Influence of Dy³⁺ environment on magnetic anisotropy and magnetocaloric effect in Dy₃B₂C₃O₁₂ (B = In, Sc, Te; C = Ga, Al, Li) garnets

In the framework of the general phase diagram published recently for a pseudospin S = 1/2 on a hyperkagome network [Kibalin et al., Phys. Rev. Res. 2, 033509 (2020)], four Dy3B2C3O12 garnets with different species on the B and C sites, namely, Dy3Sc2Al3O12 (DyScAl), Dy3Te2Li3O12 (DyTeLi), Dy3Sc2Ga3O12 (DyScGa), and Dy3In2Ga3O12 (DyInGa), have been studied by neutron powder diffraction and inelastic neutron scattering, to investigate the impact of B and C substitutions on the Dy3+ dodecahedral oxygen environment and crystal field, and thus on the Dy3+ spin magnetic anisotropy. In the four compounds, the magnetic ground state is a multiaxis antiferromagnetic order similar to that of Dy3Al5O12, characterized by an ordered moment close to the theoretical maximum, similar to 6 mu B. The gap between the ground state and the first excited crystal electric field level varies from similar to 3.2 meV (DyInGa) up to 11.2 meV (DyScAl), confirming the rather strong Ising character of the Dy3+ moment in those garnets.

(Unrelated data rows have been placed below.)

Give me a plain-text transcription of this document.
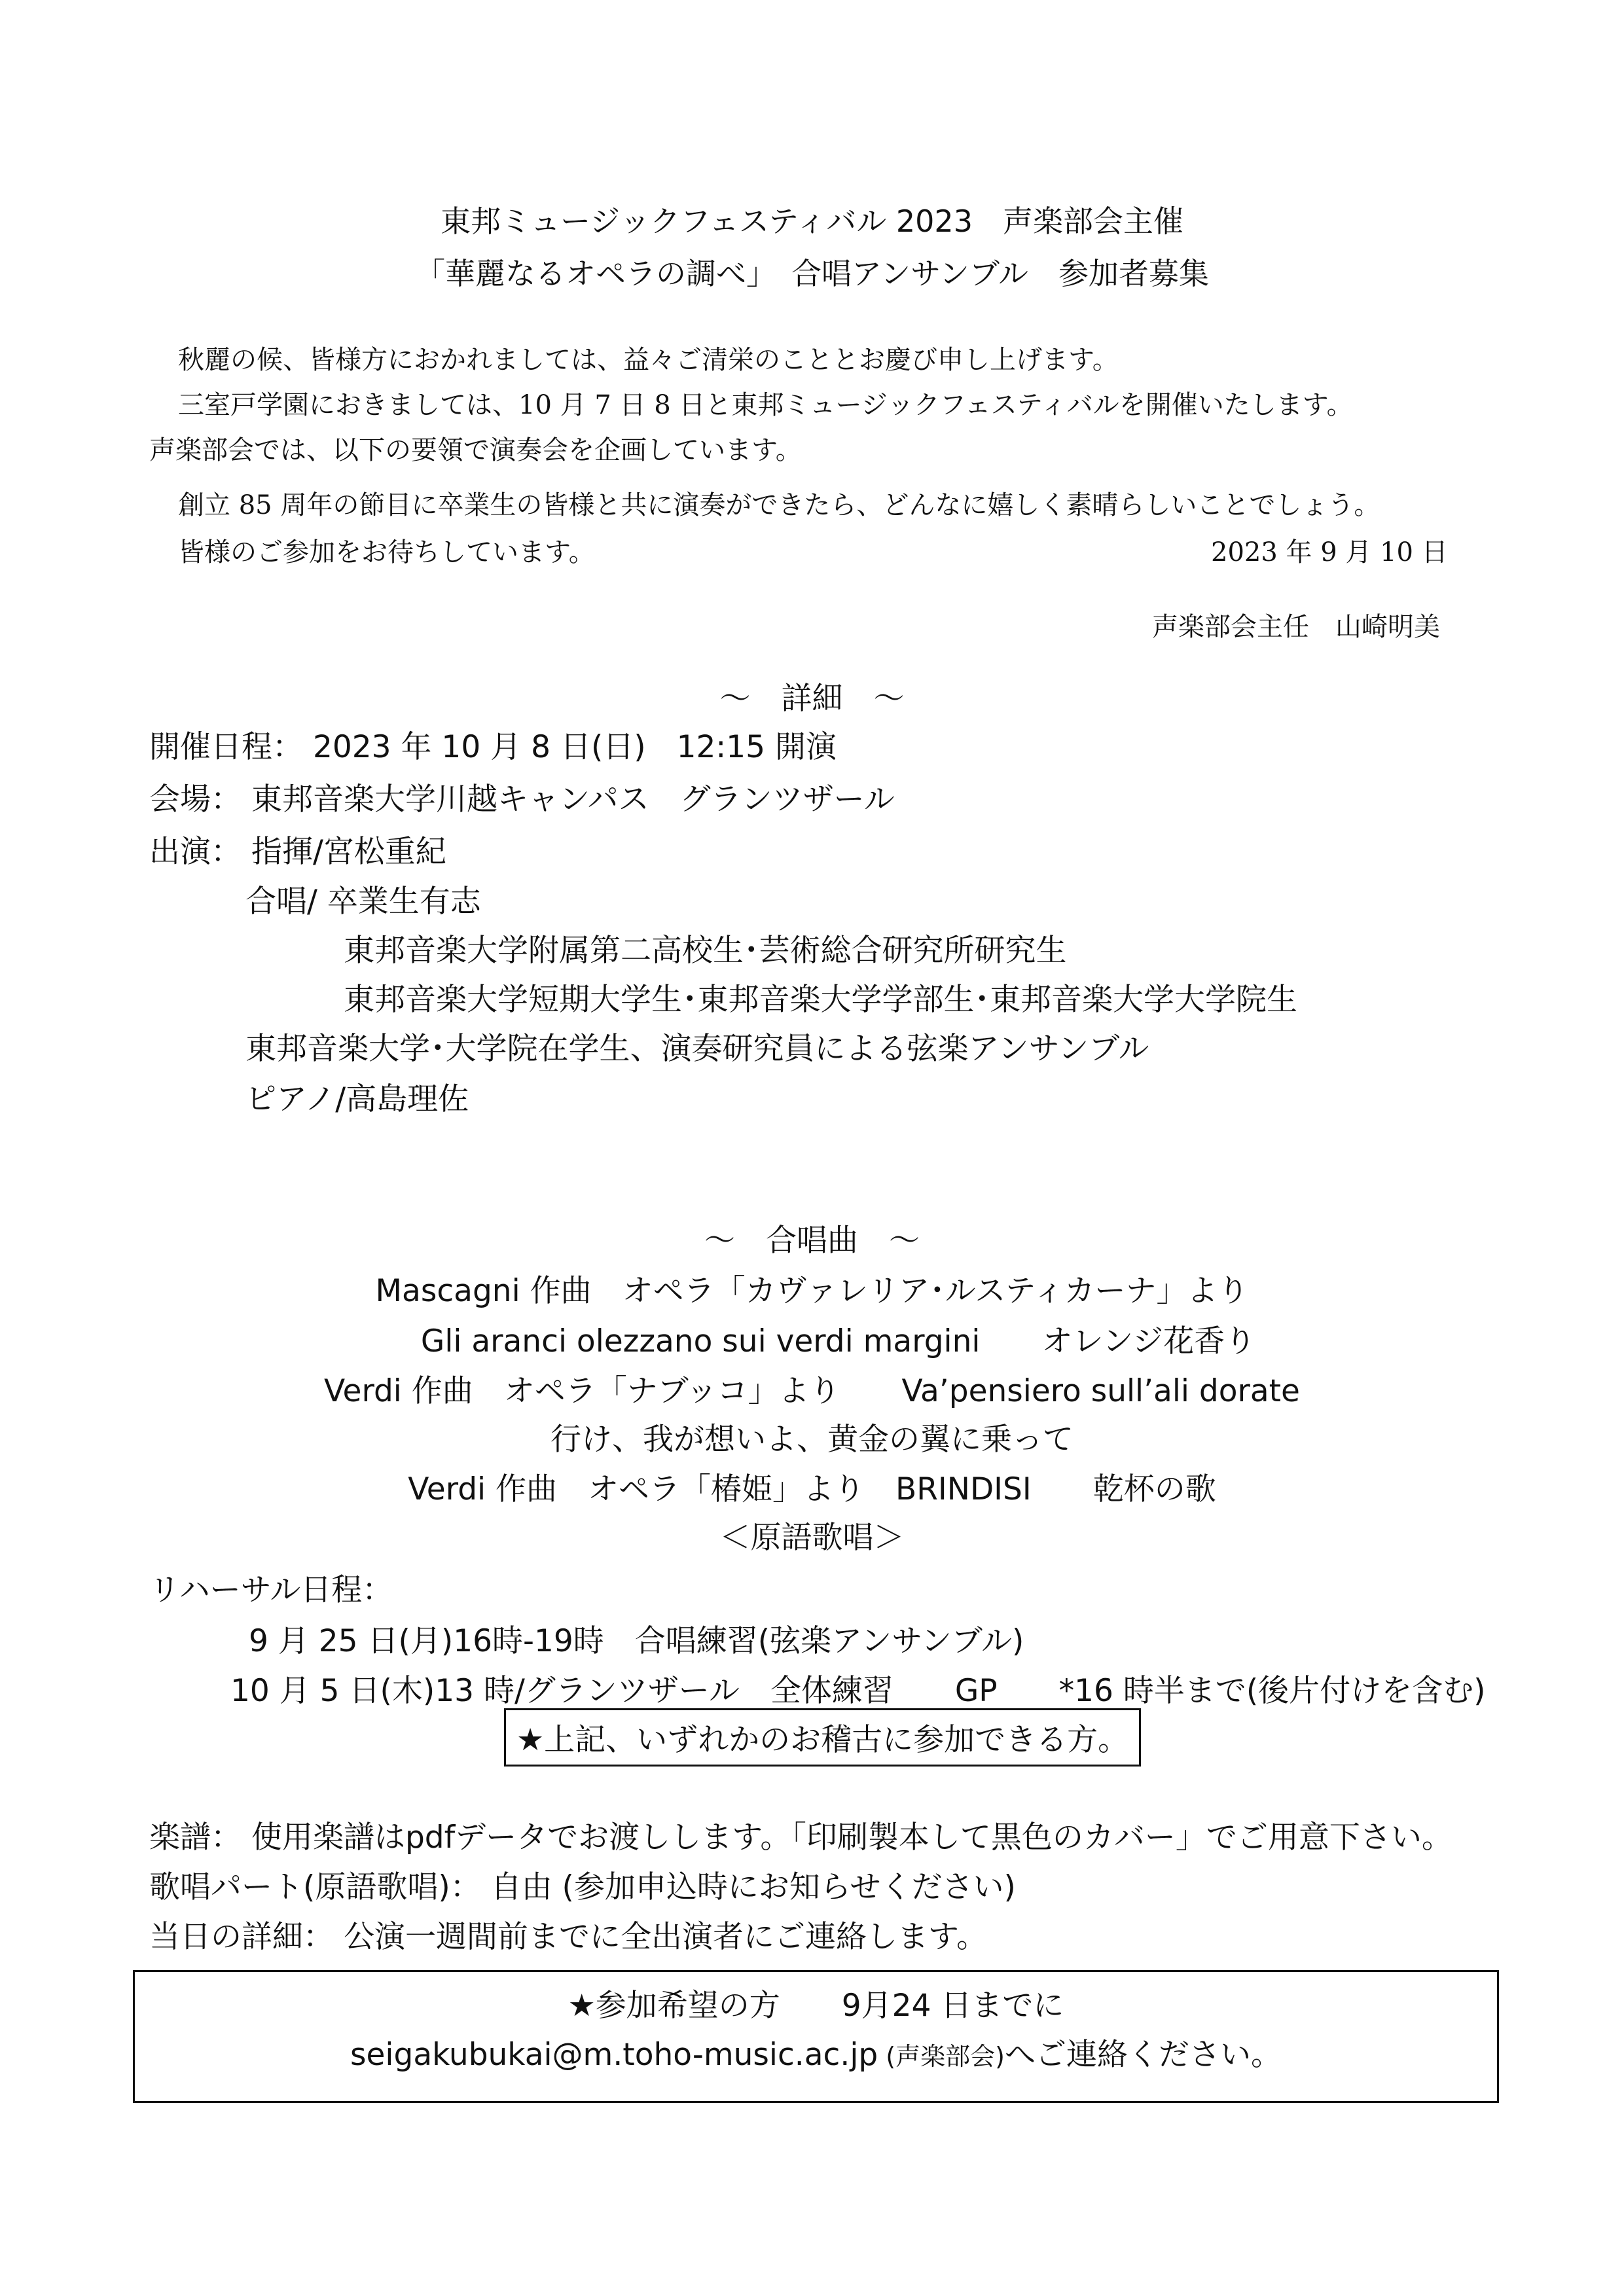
東邦ミュージックフェスティバル 2023　声楽部会主催
「華麗なるオペラの調べ」　合唱アンサンブル　参加者募集
秋麗の候、皆様方におかれましては、益々ご清栄のこととお慶び申し上げます。
三室戸学園におきましては、10 月 7 日 8 日と東邦ミュージックフェスティバルを開催いたします。
声楽部会では、以下の要領で演奏会を企画しています。
創立 85 周年の節目に卒業生の皆様と共に演奏ができたら、どんなに嬉しく素晴らしいことでしょう。
皆様のご参加をお待ちしています。	2023 年 9 月 10 日
声楽部会主任　山崎明美
～　詳細　～
開催日程： 2023 年 10 月 8 日(日)　12:15 開演
会場： 東邦音楽大学川越キャンパス　グランツザール
出演： 指揮/宮松重紀
合唱/ 卒業生有志
東邦音楽大学附属第二高校生･芸術総合研究所研究生
東邦音楽大学短期大学生･東邦音楽大学学部生･東邦音楽大学大学院生
東邦音楽大学･大学院在学生、演奏研究員による弦楽アンサンブル
ピアノ/高島理佐
～　合唱曲　～
Mascagni 作曲　オペラ「カヴァレリア･ルスティカーナ」より
Gli aranci olezzano sui verdi margini　　オレンジ花香り
Verdi 作曲　オペラ「ナブッコ」より　　Va’pensiero sull’ali dorate
行け、我が想いよ、黄金の翼に乗って
Verdi 作曲　オペラ「椿姫」より　BRINDISI　　乾杯の歌
＜原語歌唱＞
リハーサル日程：
9 月 25 日(月)16時-19時　合唱練習(弦楽アンサンブル)
10 月 5 日(木)13 時/グランツザール　全体練習　　GP　　*16 時半まで(後片付けを含む)
★上記、いずれかのお稽古に参加できる方。
楽譜： 使用楽譜はpdfデータでお渡しします。「印刷製本して黒色のカバー」でご用意下さい。
歌唱パート(原語歌唱)： 自由 (参加申込時にお知らせください)
当日の詳細： 公演一週間前までに全出演者にご連絡します。
★参加希望の方　　9月24 日までに
seigakubukai@m.toho-music.ac.jp (声楽部会)へご連絡ください。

For a better understanding of the impact of the distortion of the oxygen environment on the Dy3+ magnetic anisotropy, point-charge calculations were then performed, mapping a magnetic anisotropy diagram versus a wide range of distortions. Results show that Ising-like behaviors mostly predominate, associated with large gx, gy, or gz Lande values, whose stable area is determined by the shape of the DyO8 cage. Magnetic entropy calculations confirm that the magnetocaloric effect increases sharply near those boundaries and validate the use of dysprosium garnets for low temperature, low magnetic field adiabatic demagnetization refrigeration cryostats.